XGBoost Classifier¶
Input¶
It takes in a DataFrame as input and performs XGBoost Classification
Output¶
The XGBoost Model generated is passed along to the next nodes. The input DataFrame is also passed along to the next nodes
Type¶
ml-estimator
Class¶
fire.nodes.ml.NodeXGBoostClassifier
Fields¶
Name |
Title |
Description |
|---|---|---|
featuresCol |
Features Column |
Features column of type vectorUDT for model fitting |
labelCol |
Label Column |
The label column for model fitting |
predictionCol |
Prediction Column |
The prediction column created during model scoring. |
splitRatio |
Split Ratio |
Split Ratio |
numClass |
Num Class |
|
maxDepth |
Max Depth |
The Maximum depth of a tree |
maxBins |
Max Bins |
The maximum number of bins used for discretizing continuous features.Must be >= 2 and >= number of categories in any categorical feature. |
maxLeaves |
Max Leaves |
|
numRound |
Num Round |
|
numWorkers |
Num Workers |
|
objective |
Objective |
|
eta |
Eta |
|
regLambda |
Reg Lambda |
|
regAlpha |
Reg Alpha |
|
subsample |
Sub Aample |
|
sampleType |
Sample Type |
|
treeMethod |
Tree Method |
|
useExternalMemory |
Use External Memory |
|
seed |
Seed |
|
baseScore |
Base Score |
|
minChildWeight |
Min Child Weight |
|
colsampleBylevel |
Col Sample By Level |
|
colsampleBytree |
Col Sample By Tree |
|
minSplitLoss |
Min Split Loss |
|
maxDeltaStep |
Max Delta Step |
|
sketchEps |
Sketch Eps |
|
scalePosWeight |
Scale Pos Weight |
|
growPlicy |
Grow Policy |
|
normalizeType |
Normalize Type |
|
skipDrop |
Skip Drop |
|
rateDrop |
Rate Drop |
Details¶
XGBoost Classifier Node Details¶
This node implements the XGBoost algorithm for classification tasks. It can be used for a variety of classification problems, including binary classification (e.g., spam detection) and multi-class classification (e.g., image recognition).
Key Parameters:
Features Column: The name of the column containing the features used for training.

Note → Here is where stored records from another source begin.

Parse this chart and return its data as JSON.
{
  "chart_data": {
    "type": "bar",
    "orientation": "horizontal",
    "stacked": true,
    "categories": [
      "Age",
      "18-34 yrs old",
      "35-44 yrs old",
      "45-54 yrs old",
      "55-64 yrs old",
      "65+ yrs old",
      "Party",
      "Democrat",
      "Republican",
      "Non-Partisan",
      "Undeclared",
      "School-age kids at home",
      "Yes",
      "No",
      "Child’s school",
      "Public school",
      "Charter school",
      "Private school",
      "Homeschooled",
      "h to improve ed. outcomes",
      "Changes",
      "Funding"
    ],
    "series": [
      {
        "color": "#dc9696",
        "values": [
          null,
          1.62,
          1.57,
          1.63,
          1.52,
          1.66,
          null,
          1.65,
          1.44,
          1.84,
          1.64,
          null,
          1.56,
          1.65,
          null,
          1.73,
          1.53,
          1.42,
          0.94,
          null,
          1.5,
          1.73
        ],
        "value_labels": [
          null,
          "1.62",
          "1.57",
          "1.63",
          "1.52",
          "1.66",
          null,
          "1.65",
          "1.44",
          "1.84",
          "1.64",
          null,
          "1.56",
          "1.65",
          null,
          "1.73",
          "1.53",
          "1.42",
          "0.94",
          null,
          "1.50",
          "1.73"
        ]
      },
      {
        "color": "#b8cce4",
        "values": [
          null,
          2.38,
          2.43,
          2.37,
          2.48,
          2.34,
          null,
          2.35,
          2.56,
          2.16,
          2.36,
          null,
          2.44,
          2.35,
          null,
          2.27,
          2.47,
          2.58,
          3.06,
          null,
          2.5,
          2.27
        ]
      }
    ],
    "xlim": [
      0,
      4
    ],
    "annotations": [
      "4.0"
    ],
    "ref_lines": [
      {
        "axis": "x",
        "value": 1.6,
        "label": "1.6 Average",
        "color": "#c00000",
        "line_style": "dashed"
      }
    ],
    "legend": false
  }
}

Label Column: The name of the column containing the target variable to be predicted.
Prediction Column: The name of the column where the predicted class probabilities will be stored.

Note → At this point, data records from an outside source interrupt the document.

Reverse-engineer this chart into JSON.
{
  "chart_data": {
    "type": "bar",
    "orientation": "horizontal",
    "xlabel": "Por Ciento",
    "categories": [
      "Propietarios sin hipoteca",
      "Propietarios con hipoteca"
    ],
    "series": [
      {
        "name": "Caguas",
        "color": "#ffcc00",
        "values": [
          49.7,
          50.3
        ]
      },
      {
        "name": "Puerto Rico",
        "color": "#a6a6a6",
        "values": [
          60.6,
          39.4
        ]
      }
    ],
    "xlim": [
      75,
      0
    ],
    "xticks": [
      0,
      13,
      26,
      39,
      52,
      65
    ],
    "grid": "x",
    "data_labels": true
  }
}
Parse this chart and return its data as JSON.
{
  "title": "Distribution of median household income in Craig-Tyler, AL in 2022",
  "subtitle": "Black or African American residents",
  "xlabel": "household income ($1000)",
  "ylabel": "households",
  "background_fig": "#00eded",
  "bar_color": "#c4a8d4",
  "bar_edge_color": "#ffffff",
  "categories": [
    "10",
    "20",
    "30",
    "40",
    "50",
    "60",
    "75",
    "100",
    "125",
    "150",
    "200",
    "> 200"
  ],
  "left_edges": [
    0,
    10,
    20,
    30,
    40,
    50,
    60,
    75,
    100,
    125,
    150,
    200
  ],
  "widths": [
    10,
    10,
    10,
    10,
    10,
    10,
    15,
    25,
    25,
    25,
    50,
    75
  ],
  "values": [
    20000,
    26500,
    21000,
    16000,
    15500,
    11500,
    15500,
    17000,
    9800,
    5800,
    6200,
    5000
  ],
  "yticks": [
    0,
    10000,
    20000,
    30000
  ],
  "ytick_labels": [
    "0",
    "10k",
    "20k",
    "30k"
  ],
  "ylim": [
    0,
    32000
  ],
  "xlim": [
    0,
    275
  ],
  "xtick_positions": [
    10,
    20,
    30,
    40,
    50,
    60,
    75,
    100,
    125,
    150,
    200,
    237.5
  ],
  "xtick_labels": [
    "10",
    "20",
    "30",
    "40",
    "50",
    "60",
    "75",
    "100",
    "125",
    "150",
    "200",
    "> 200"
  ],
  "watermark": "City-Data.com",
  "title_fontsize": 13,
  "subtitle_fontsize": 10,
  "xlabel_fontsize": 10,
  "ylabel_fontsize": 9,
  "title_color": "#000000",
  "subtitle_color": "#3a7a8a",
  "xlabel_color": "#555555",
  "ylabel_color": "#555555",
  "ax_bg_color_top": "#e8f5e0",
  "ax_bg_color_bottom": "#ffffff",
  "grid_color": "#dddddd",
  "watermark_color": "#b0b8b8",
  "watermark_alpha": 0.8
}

Num Class: The number of classes in the classification problem.
Max Depth: The maximum depth of each tree in the ensemble. Higher values can lead to overfitting.
Max Bins: The maximum number of bins to use for histogram-based approximations.

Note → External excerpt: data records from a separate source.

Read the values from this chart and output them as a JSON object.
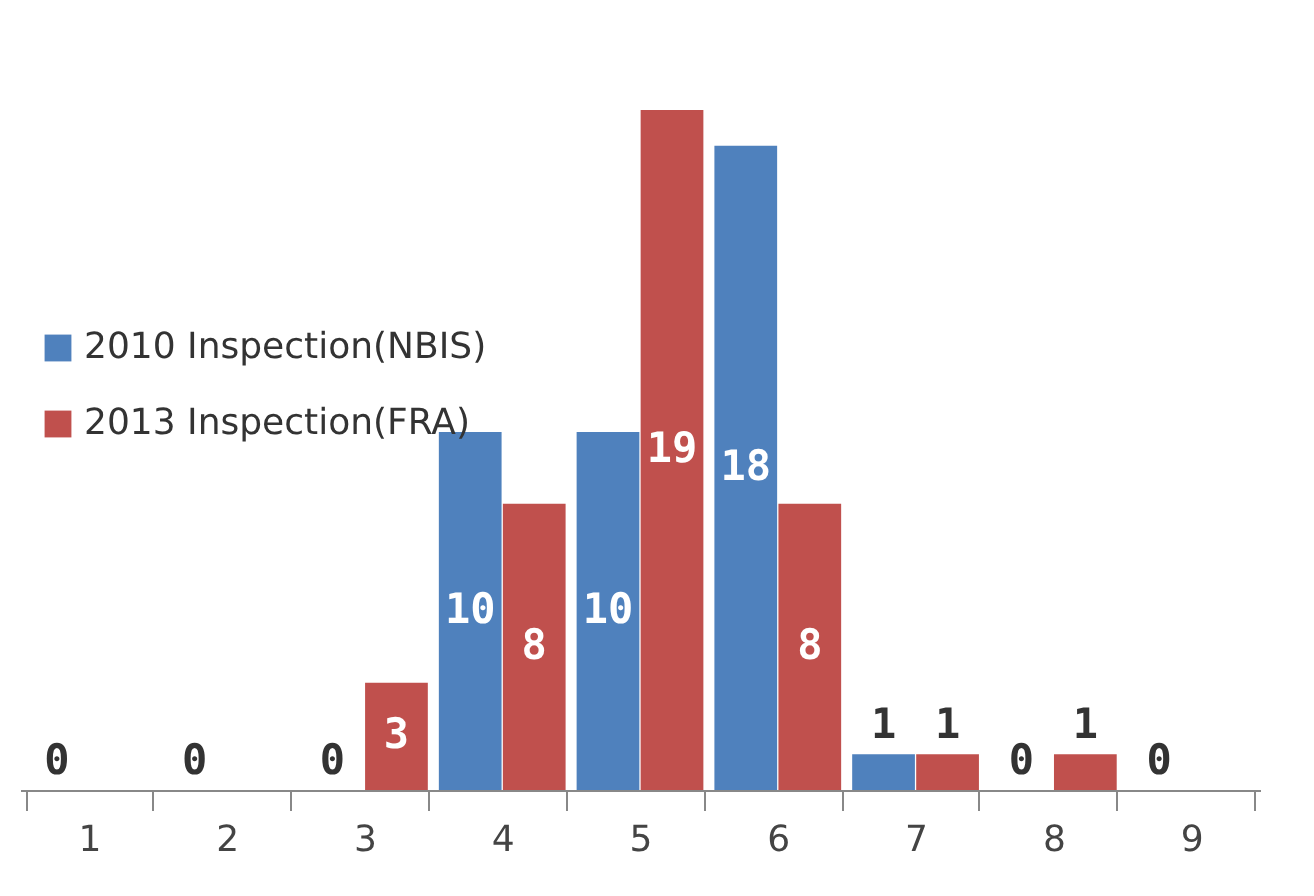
{
  "chart_data": {
    "type": "bar",
    "categories": [
      "1",
      "2",
      "3",
      "4",
      "5",
      "6",
      "7",
      "8",
      "9"
    ],
    "series": [
      {
        "name": "2010 Inspection(NBIS)",
        "color": "#4f81bd",
        "values": [
          0,
          0,
          0,
          10,
          10,
          18,
          1,
          0,
          0
        ],
        "value_labels": [
          "0",
          "0",
          "0",
          "10",
          "10",
          "18",
          "1",
          "0",
          "0"
        ]
      },
      {
        "name": "2013 Inspection(FRA)",
        "color": "#c0504d",
        "values": [
          null,
          null,
          3,
          8,
          19,
          8,
          1,
          1,
          null
        ],
        "value_labels": [
          null,
          null,
          "3",
          "8",
          "19",
          "8",
          "1",
          "1",
          null
        ]
      }
    ],
    "legend": "left",
    "grid": false
  }
}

Max Leaves: The maximum number of leaves per tree.
Num Round: The number of boosting rounds (trees) to build.
Num Workers: The number of threads to use for parallel processing.
Objective: The objective function to optimize. ‘multi:softprob’ is used for multi-class classification.
Eta: The learning rate, which controls the step size at each boosting round.
Examples¶
XGBoost Classifier Node Example¶
Scenario:
Let’s assume we have a dataset containing information about customers, including features like age, income, purchase history, etc., and the corresponding target variable being the customer’s preferred product category.
Configuration:
Features Column: “customer_features”
Label Column: “product_category”
Prediction Column: “predicted_probabilities”
Num Class: 3 (assuming three product categories)
Max Depth: 6
Num Round: 100
Eta: 0.3
Objective: “multi:softprob”
Execution:
When this node is executed, the XGBoost algorithm will train a classification model using the specified parameters. The model will then be used to predict the probabilities of each product category for new customer data points.
Output:
The predicted probabilities for each product category will be stored in the “predicted_probabilities” column of the output dataset. This column will likely be a list or array containing the probabilities for each class.